Then the problem is likely that the executors are killed in dynamicAllocation, 
instead of being stopped. This prevents the BlockManager to clear the local 
directories and YARN doesn't either since the application is still running. I 
am not sure about the reason of killing instead of stopping and I am not expert 
enough on this part to say whether we should change it or not.

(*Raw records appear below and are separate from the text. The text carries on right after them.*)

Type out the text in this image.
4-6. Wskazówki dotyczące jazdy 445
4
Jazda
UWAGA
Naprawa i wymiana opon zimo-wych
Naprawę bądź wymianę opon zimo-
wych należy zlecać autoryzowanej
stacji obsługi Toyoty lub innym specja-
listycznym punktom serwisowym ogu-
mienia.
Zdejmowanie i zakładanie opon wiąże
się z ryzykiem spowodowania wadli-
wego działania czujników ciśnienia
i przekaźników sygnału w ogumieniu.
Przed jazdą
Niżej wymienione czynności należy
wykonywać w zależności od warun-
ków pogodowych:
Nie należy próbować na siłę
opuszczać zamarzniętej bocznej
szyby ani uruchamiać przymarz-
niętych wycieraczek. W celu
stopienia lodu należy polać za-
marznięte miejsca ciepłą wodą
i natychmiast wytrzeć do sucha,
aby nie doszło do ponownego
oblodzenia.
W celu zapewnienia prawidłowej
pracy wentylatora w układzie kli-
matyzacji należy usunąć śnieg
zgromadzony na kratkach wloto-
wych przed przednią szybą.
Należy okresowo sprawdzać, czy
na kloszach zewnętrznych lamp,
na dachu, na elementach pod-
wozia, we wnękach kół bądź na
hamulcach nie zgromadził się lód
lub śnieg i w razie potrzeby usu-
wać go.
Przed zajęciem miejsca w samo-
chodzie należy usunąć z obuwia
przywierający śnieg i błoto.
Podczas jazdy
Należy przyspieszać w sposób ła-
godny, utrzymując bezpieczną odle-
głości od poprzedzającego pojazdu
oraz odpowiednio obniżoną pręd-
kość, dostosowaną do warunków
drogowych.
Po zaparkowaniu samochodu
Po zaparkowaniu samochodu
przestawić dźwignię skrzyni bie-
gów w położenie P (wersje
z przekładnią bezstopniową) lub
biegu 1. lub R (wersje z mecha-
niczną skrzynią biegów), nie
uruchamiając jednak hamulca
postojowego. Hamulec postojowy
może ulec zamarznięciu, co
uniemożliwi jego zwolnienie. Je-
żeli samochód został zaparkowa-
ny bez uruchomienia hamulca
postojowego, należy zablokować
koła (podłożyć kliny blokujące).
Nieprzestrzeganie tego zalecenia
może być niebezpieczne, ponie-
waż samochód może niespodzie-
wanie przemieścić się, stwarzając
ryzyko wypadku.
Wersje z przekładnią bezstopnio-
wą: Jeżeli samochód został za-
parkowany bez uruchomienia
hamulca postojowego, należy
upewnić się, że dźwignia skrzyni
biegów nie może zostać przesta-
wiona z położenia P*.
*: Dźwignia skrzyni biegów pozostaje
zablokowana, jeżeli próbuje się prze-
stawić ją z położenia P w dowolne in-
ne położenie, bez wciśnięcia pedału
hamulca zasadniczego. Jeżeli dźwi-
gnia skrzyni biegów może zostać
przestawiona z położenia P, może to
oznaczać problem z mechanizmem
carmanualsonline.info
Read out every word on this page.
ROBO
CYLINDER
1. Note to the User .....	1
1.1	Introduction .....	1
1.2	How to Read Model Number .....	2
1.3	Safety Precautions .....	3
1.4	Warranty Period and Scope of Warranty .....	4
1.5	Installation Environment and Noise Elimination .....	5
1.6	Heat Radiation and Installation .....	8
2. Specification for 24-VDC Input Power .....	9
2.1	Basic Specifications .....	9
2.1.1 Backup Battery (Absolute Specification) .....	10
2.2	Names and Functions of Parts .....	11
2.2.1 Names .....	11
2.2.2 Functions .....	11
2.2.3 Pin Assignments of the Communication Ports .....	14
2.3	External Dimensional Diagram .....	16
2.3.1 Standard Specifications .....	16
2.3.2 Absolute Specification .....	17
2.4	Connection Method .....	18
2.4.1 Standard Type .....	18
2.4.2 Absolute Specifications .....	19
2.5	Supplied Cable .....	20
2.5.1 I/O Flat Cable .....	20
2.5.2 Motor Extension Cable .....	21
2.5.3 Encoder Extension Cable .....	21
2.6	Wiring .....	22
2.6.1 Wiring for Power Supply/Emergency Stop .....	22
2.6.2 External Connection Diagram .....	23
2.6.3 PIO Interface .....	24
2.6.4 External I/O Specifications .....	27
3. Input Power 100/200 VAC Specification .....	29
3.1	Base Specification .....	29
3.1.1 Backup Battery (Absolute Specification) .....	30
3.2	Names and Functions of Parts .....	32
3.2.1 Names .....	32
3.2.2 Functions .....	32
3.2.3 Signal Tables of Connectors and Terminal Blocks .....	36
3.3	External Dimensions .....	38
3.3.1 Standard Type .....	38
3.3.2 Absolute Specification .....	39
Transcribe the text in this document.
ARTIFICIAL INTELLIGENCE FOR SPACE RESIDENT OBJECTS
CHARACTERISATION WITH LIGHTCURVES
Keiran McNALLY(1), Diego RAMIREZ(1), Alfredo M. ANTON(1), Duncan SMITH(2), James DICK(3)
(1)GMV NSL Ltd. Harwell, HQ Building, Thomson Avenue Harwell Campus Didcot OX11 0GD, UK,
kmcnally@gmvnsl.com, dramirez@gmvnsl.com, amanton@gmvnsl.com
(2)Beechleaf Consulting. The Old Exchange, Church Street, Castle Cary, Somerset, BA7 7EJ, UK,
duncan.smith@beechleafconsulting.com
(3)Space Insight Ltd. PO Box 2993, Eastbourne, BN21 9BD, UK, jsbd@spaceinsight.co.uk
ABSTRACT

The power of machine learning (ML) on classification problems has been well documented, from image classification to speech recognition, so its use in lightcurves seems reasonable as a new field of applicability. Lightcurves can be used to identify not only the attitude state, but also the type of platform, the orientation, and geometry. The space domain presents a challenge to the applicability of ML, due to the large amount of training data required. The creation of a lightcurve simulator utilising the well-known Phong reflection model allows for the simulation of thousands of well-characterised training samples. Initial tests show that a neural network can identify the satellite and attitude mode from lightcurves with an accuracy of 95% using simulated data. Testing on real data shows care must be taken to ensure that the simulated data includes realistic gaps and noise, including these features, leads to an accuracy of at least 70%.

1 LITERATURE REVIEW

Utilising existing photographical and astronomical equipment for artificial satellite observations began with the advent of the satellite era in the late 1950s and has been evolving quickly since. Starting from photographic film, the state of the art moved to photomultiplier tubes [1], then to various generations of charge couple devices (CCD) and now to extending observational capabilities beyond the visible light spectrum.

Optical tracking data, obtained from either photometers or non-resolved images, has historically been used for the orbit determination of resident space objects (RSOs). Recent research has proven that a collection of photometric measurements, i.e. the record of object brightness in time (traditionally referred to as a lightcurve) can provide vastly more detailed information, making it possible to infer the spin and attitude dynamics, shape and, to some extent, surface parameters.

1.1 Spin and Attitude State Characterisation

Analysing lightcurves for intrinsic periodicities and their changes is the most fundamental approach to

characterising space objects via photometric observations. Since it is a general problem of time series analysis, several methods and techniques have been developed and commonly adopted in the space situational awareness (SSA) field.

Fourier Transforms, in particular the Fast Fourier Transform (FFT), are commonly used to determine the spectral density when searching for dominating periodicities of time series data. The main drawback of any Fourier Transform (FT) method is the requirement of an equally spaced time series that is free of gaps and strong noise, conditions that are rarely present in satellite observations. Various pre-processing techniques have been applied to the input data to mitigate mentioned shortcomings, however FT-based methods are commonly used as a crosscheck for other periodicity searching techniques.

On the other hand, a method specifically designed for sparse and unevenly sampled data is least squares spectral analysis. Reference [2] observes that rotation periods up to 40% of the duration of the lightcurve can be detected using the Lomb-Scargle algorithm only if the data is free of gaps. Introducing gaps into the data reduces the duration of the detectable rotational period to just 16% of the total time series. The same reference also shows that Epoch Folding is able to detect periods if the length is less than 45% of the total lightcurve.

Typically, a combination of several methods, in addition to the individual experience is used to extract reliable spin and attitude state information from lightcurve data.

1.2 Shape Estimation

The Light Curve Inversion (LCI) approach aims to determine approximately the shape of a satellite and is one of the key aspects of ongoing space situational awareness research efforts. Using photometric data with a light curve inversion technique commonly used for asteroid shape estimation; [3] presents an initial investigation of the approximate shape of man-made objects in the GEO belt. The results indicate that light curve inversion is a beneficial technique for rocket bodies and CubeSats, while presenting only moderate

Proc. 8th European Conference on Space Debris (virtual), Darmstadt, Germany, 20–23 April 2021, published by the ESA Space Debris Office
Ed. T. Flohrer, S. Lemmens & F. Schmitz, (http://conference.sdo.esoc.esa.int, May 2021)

> Making Spark Thrift Server clean up its cache
> ---------------------------------------------
>
>                 Key: SPARK-22575
>                 URL: https://issues.apache.org/jira/browse/SPARK-22575
>             Project: Spark
>          Issue Type: Improvement
>          Components: Block Manager, SQL
>    Affects Versions: 2.2.0
>            Reporter: Oz Ben-Ami
>            Priority: Minor
>              Labels: cache, dataproc, thrift, yarn
>
> Currently, Spark Thrift Server accumulates data in its appcache, even for old 
> queries. This fills up the disk (using over 100GB per worker node) within 
> days, and the only way to clear it is to restart the Thrift Server 
> application. Even deleting the files directly isn't a solution, as Spark then 
> complains about FileNotFound.
> I asked about this on [Stack 
> Overflow|https://stackoverflow.com/questions/46893123/how-can-i-make-spark-thrift-server-clean-up-its-cache]
>  a few weeks ago, but it does not seem to be currently doable by 
> configuration.
> Am I missing some configuration option, or some other factor here?
> Otherwise, can anyone point me to the code that handles this, so maybe I can 
> try my hand at a fix?
> Thanks!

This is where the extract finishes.